Palm Court, Inc. v. Durham

OPINION OF THE COURT

DANIEL T. K. HURLEY, Circuit Judge.

ORDER DENYING MOTION TO ENFORCE SETTLEMENT

THIS CAUSE is before the court upon a motion styled innocuously “motion to enforce settlement agreement.” The implications of the motion, however, are much more serious than suggested by the title.

The initial phase of this case was tried in a five-week bench trial. At the conclusion, the court issued a memorandum opinion containing findings of fact and conclusions of law. In particular, the court found that Carl Sax and Lanny Horwitz, the principals of Palm Court, Inc., “purposedly, with intent to defraud, made material misrepresentations and caused omissions of material facts.....” Thereafter, a final judgment was entered and an appeal was filed.

While the appeal was pending, counsel for PCI, Sax and Horwitz entered into settlement negotiations with counsel for the counter-plain*220tiffs/unit owners.
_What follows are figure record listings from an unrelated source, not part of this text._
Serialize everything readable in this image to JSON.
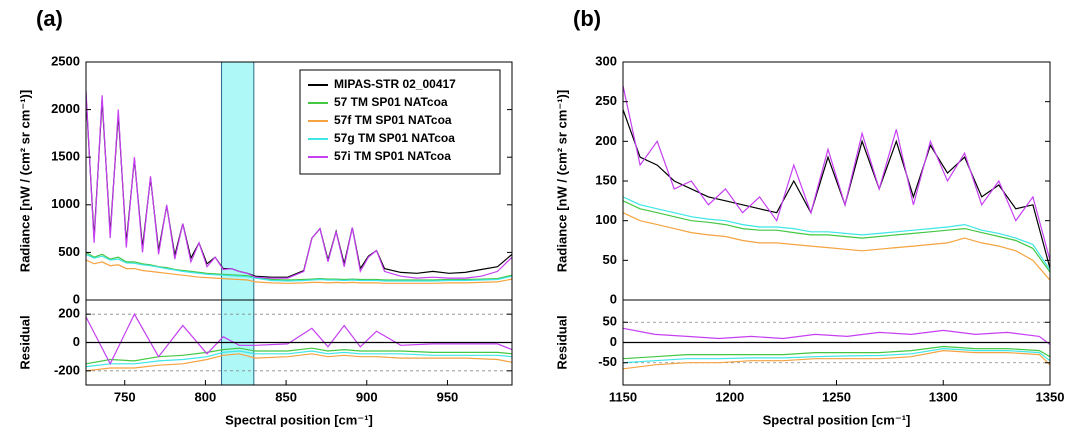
{
  "chart_data": [
    {
      "type": "line",
      "panel_label": "(a)",
      "ylabel": "Radiance [nW / (cm² sr cm⁻¹)]",
      "x": [
        726,
        731,
        736,
        741,
        746,
        751,
        756,
        761,
        766,
        771,
        776,
        781,
        786,
        791,
        796,
        801,
        806,
        811,
        816,
        821,
        826,
        831,
        841,
        851,
        861,
        866,
        871,
        876,
        881,
        886,
        891,
        896,
        901,
        906,
        911,
        921,
        931,
        941,
        951,
        961,
        971,
        981,
        990
      ],
      "xlim": [
        726,
        990
      ],
      "ylim": [
        0,
        2500
      ],
      "yticks": [
        0,
        500,
        1000,
        1500,
        2000,
        2500
      ],
      "highlight": [
        810,
        830
      ],
      "legend": "upper right",
      "series": [
        {
          "name": "MIPAS-STR 02_00417",
          "color": "#000000",
          "values": [
            2150,
            650,
            2100,
            700,
            1950,
            600,
            1480,
            550,
            1280,
            520,
            990,
            470,
            800,
            440,
            600,
            380,
            450,
            330,
            330,
            300,
            280,
            250,
            240,
            240,
            310,
            650,
            750,
            420,
            720,
            380,
            760,
            330,
            460,
            520,
            330,
            290,
            280,
            300,
            280,
            290,
            320,
            350,
            480
          ]
        },
        {
          "name": "57 TM SP01 NATcoa",
          "color": "#44c844",
          "values": [
            500,
            450,
            480,
            430,
            450,
            400,
            400,
            380,
            370,
            350,
            340,
            320,
            310,
            300,
            290,
            280,
            275,
            270,
            265,
            260,
            255,
            240,
            215,
            210,
            215,
            220,
            225,
            220,
            220,
            215,
            220,
            215,
            215,
            215,
            210,
            210,
            210,
            210,
            215,
            215,
            220,
            225,
            260
          ]
        },
        {
          "name": "57f TM SP01 NATcoa",
          "color": "#f4a340",
          "values": [
            420,
            380,
            400,
            360,
            370,
            330,
            330,
            310,
            300,
            290,
            280,
            270,
            260,
            250,
            240,
            235,
            230,
            225,
            220,
            215,
            210,
            190,
            180,
            175,
            180,
            185,
            185,
            180,
            185,
            180,
            185,
            180,
            180,
            180,
            175,
            175,
            175,
            175,
            180,
            180,
            185,
            190,
            220
          ]
        },
        {
          "name": "57g TM SP01 NATcoa",
          "color": "#3ee6e6",
          "values": [
            480,
            440,
            460,
            420,
            430,
            390,
            385,
            370,
            360,
            345,
            330,
            315,
            300,
            290,
            280,
            270,
            265,
            260,
            255,
            250,
            245,
            230,
            205,
            200,
            205,
            210,
            215,
            210,
            210,
            205,
            210,
            205,
            205,
            205,
            200,
            200,
            200,
            200,
            205,
            205,
            210,
            215,
            250
          ]
        },
        {
          "name": "57i TM SP01 NATcoa",
          "color": "#c63ff2",
          "values": [
            2200,
            600,
            2150,
            650,
            2000,
            550,
            1500,
            500,
            1300,
            480,
            1000,
            430,
            800,
            400,
            600,
            350,
            450,
            320,
            330,
            300,
            280,
            240,
            230,
            230,
            300,
            650,
            750,
            400,
            720,
            350,
            760,
            300,
            450,
            520,
            300,
            250,
            230,
            240,
            230,
            230,
            250,
            300,
            450
          ]
        }
      ]
    },
    {
      "type": "line",
      "xlabel": "Spectral position [cm⁻¹]",
      "ylabel": "Residual",
      "x": [
        726,
        741,
        756,
        771,
        786,
        801,
        811,
        821,
        831,
        851,
        866,
        876,
        886,
        896,
        906,
        921,
        941,
        961,
        981,
        990
      ],
      "xlim": [
        726,
        990
      ],
      "xticks": [
        750,
        800,
        850,
        900,
        950
      ],
      "ylim": [
        -300,
        300
      ],
      "yticks": [
        -200,
        0,
        200
      ],
      "highlight": [
        810,
        830
      ],
      "dashed_lines": [
        -200,
        200
      ],
      "series": [
        {
          "color": "#44c844",
          "values": [
            -150,
            -120,
            -130,
            -100,
            -90,
            -70,
            -50,
            -40,
            -60,
            -60,
            -40,
            -60,
            -50,
            -60,
            -60,
            -60,
            -70,
            -70,
            -70,
            -80
          ]
        },
        {
          "color": "#f4a340",
          "values": [
            -200,
            -180,
            -180,
            -160,
            -150,
            -120,
            -90,
            -80,
            -110,
            -100,
            -80,
            -100,
            -90,
            -100,
            -100,
            -110,
            -110,
            -110,
            -120,
            -140
          ]
        },
        {
          "color": "#3ee6e6",
          "values": [
            -170,
            -150,
            -150,
            -130,
            -120,
            -100,
            -70,
            -60,
            -80,
            -80,
            -60,
            -80,
            -70,
            -80,
            -80,
            -80,
            -90,
            -90,
            -90,
            -100
          ]
        },
        {
          "color": "#c63ff2",
          "values": [
            180,
            -150,
            200,
            -100,
            120,
            -80,
            40,
            -20,
            -20,
            -10,
            100,
            -30,
            120,
            -30,
            80,
            -20,
            -10,
            -10,
            -10,
            -50
          ]
        }
      ]
    },
    {
      "type": "line",
      "panel_label": "(b)",
      "ylabel": "Radiance [nW / (cm² sr cm⁻¹)]",
      "x": [
        1150,
        1158,
        1166,
        1174,
        1182,
        1190,
        1198,
        1206,
        1214,
        1222,
        1230,
        1238,
        1246,
        1254,
        1262,
        1270,
        1278,
        1286,
        1294,
        1302,
        1310,
        1318,
        1326,
        1334,
        1342,
        1350
      ],
      "xlim": [
        1150,
        1350
      ],
      "ylim": [
        0,
        300
      ],
      "yticks": [
        0,
        50,
        100,
        150,
        200,
        250,
        300
      ],
      "series": [
        {
          "color": "#000000",
          "values": [
            240,
            180,
            170,
            150,
            140,
            130,
            125,
            120,
            115,
            110,
            150,
            110,
            180,
            120,
            200,
            140,
            200,
            130,
            195,
            160,
            180,
            130,
            145,
            115,
            120,
            40
          ]
        },
        {
          "color": "#44c844",
          "values": [
            125,
            115,
            110,
            105,
            100,
            98,
            95,
            90,
            88,
            88,
            85,
            82,
            82,
            80,
            78,
            80,
            82,
            84,
            86,
            88,
            90,
            85,
            80,
            75,
            65,
            35
          ]
        },
        {
          "color": "#f4a340",
          "values": [
            110,
            100,
            95,
            90,
            85,
            82,
            80,
            75,
            72,
            72,
            70,
            68,
            66,
            64,
            62,
            64,
            66,
            68,
            70,
            72,
            78,
            72,
            68,
            62,
            50,
            25
          ]
        },
        {
          "color": "#3ee6e6",
          "values": [
            130,
            120,
            115,
            110,
            105,
            102,
            100,
            95,
            92,
            92,
            90,
            86,
            86,
            84,
            82,
            84,
            86,
            88,
            90,
            92,
            95,
            88,
            84,
            78,
            70,
            38
          ]
        },
        {
          "color": "#c63ff2",
          "values": [
            270,
            170,
            200,
            140,
            150,
            120,
            140,
            110,
            130,
            100,
            170,
            110,
            190,
            120,
            210,
            140,
            215,
            120,
            200,
            150,
            185,
            120,
            150,
            100,
            130,
            50
          ]
        }
      ]
    },
    {
      "type": "line",
      "xlabel": "Spectral position [cm⁻¹]",
      "ylabel": "Residual",
      "x": [
        1150,
        1165,
        1180,
        1195,
        1210,
        1225,
        1240,
        1255,
        1270,
        1285,
        1300,
        1315,
        1330,
        1345,
        1350
      ],
      "xlim": [
        1150,
        1350
      ],
      "xticks": [
        1150,
        1200,
        1250,
        1300,
        1350
      ],
      "ylim": [
        -105,
        105
      ],
      "yticks": [
        -50,
        0,
        50
      ],
      "dashed_lines": [
        -50,
        50
      ],
      "series": [
        {
          "color": "#44c844",
          "values": [
            -40,
            -35,
            -30,
            -30,
            -30,
            -30,
            -25,
            -25,
            -25,
            -20,
            -10,
            -15,
            -15,
            -20,
            -35
          ]
        },
        {
          "color": "#f4a340",
          "values": [
            -65,
            -55,
            -50,
            -50,
            -45,
            -45,
            -40,
            -40,
            -40,
            -35,
            -20,
            -25,
            -25,
            -30,
            -55
          ]
        },
        {
          "color": "#3ee6e6",
          "values": [
            -50,
            -45,
            -40,
            -40,
            -38,
            -38,
            -35,
            -33,
            -32,
            -28,
            -15,
            -20,
            -20,
            -25,
            -45
          ]
        },
        {
          "color": "#c63ff2",
          "values": [
            35,
            20,
            15,
            10,
            15,
            10,
            20,
            15,
            25,
            20,
            30,
            20,
            25,
            15,
            -5
          ]
        }
      ]
    }
  ]
}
These parties reached an agreement which called for the dismissal of the appeal, payment of money to the unit owners and a revision of the court’s findings of fact and conclusions of law. In essence, the parties agreed to ask the court to remove all reference to individual wrongdoing by Carl Sax and Lanny Horwitz.
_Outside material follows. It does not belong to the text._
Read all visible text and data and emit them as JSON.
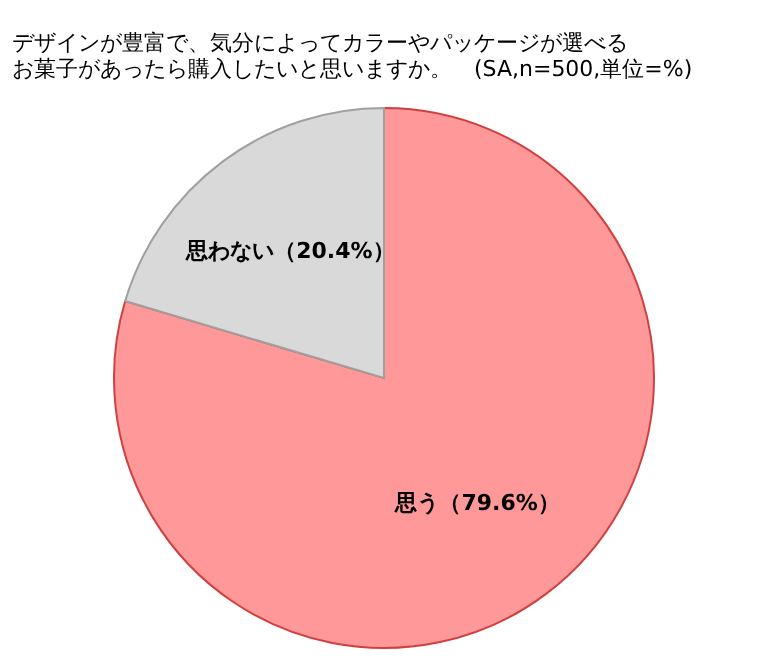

The parties then moved for and obtained a relinquishment of jurisdiction by the appellate court in order to present the proposal to the trial court. After a review of the terms and conditions, the court indicated that it could not accede to the parties’ request. The court indicated that the proposed revision impinged upon the integrity of the judicial fact-finding process and, therefore, violated public policy. Accordingly, the court declined to revise its memorandum/opinion.
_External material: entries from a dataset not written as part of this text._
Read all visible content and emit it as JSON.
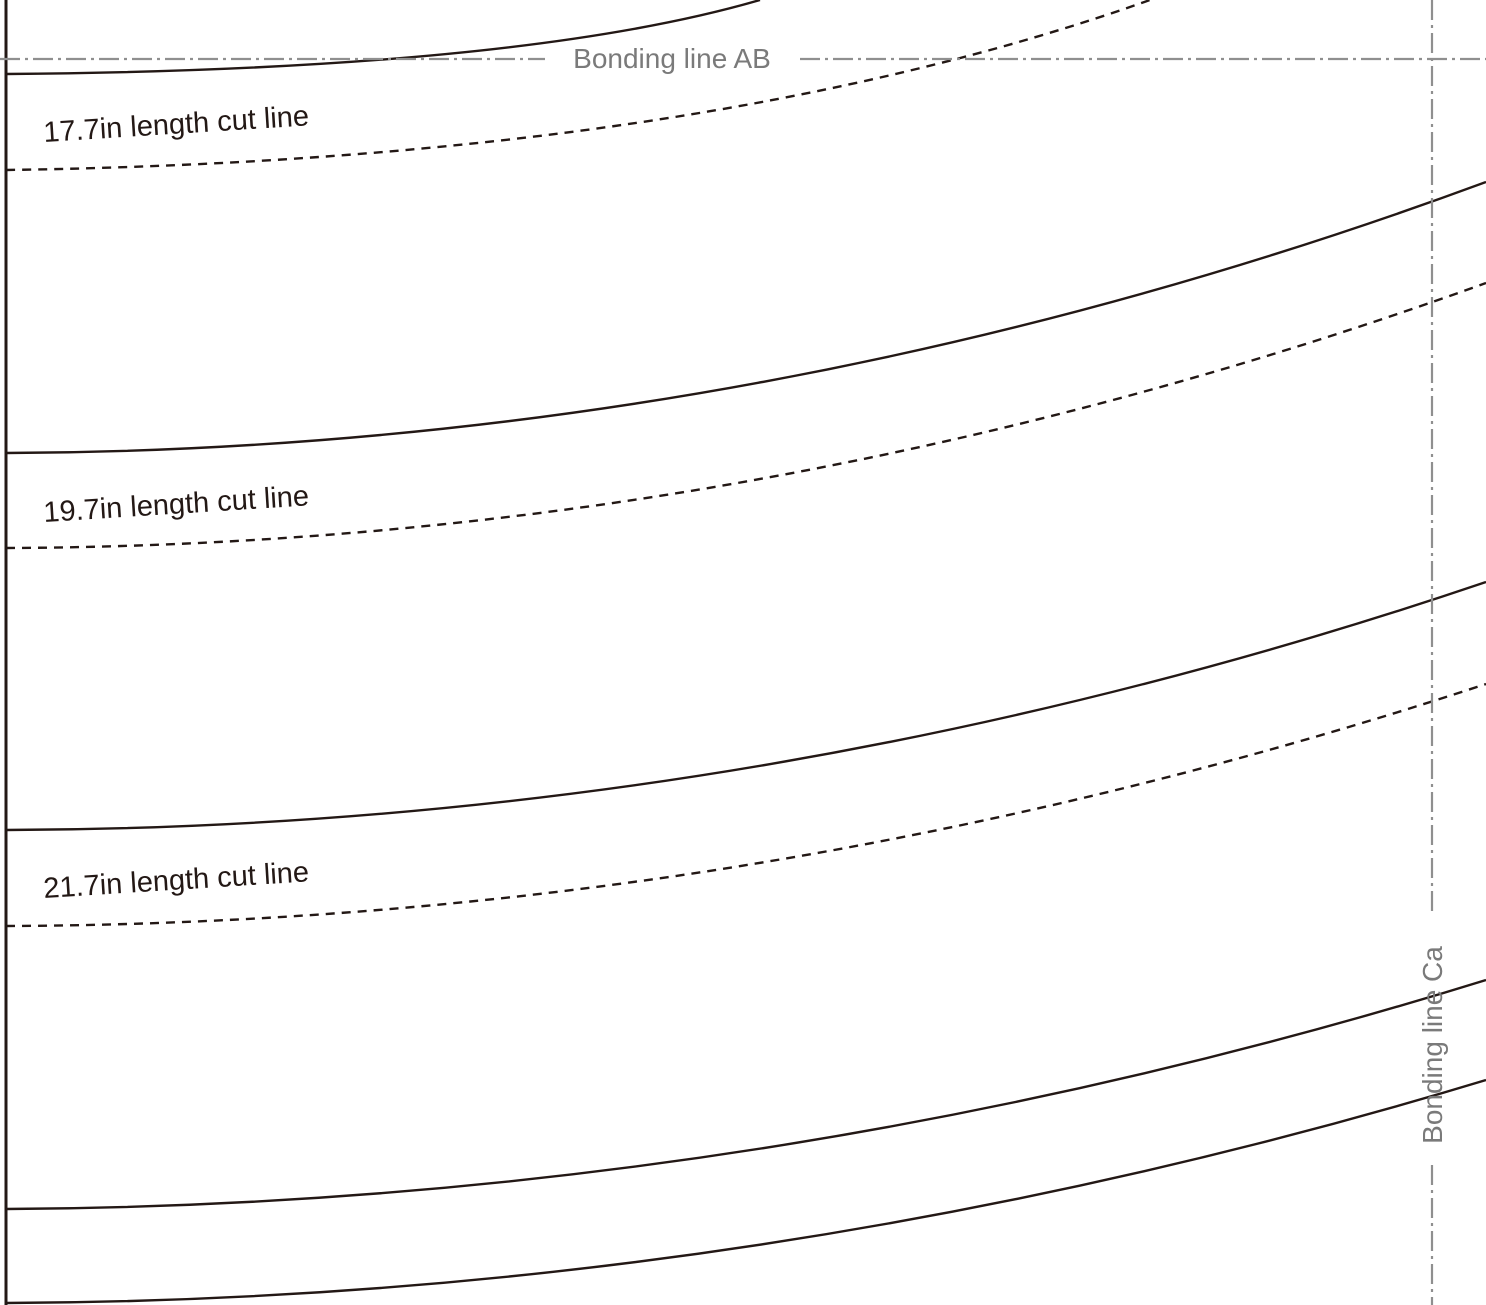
{
  "bonding_lines": {
    "horizontal_label": "Bonding line AB",
    "vertical_label": "Bonding line Ca"
  },
  "cut_lines": [
    {
      "label": "17.7in length cut line"
    },
    {
      "label": "19.7in length cut line"
    },
    {
      "label": "21.7in length cut line"
    }
  ],
  "colors": {
    "line": "#231815",
    "bonding_line": "#8f8f8f",
    "bonding_text": "#7a7a7a",
    "background": "#ffffff"
  }
}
Counsel for PCI, Sax and Horwitz then filed the instant motion to enforce settlement agreement. Upon consideration of the case law which was submitted together with argument by counsel, the court concludes that the motion should be denied. It is axiomatic that litigants cannot deliver the jury’s verdict. Likewise, they cannot script the judge’s findings of fact. To hold otherwise would demean the judicial process and transform judges into Charlie McCarthy-like figures open to manipulation. The very thought is repugnant to the concept of a free and independent judiciary.

Despite assertions to the contrary, the movants can find no support for their position in the law. “Parties to a lawsuit may always compromise their dispute. But where the parties wish to incorporate their settlement into a judicial decree — where they seek the imprimatur of judicial approval — the court must give the agreement more careful scrutiny.” Sierra Club v Coca-Cola Corp., 673 F.Supp 1555, 1556 (M.D. Fla. 1987) (citation omitted). Parties who engage in public litigation must accept its conditions and consequences. See, e.g., Barron v Florida Freedom Newspapers, Inc., 531 So.2d 113 (Fla. 1988).

Accordingly, it is

ORDERED and ADJUDGED that the counter-defendants’ motion is denied.

DONE and SIGNED in Chambers at West Palm Beach, Florida, this 3rd day of March, 1989.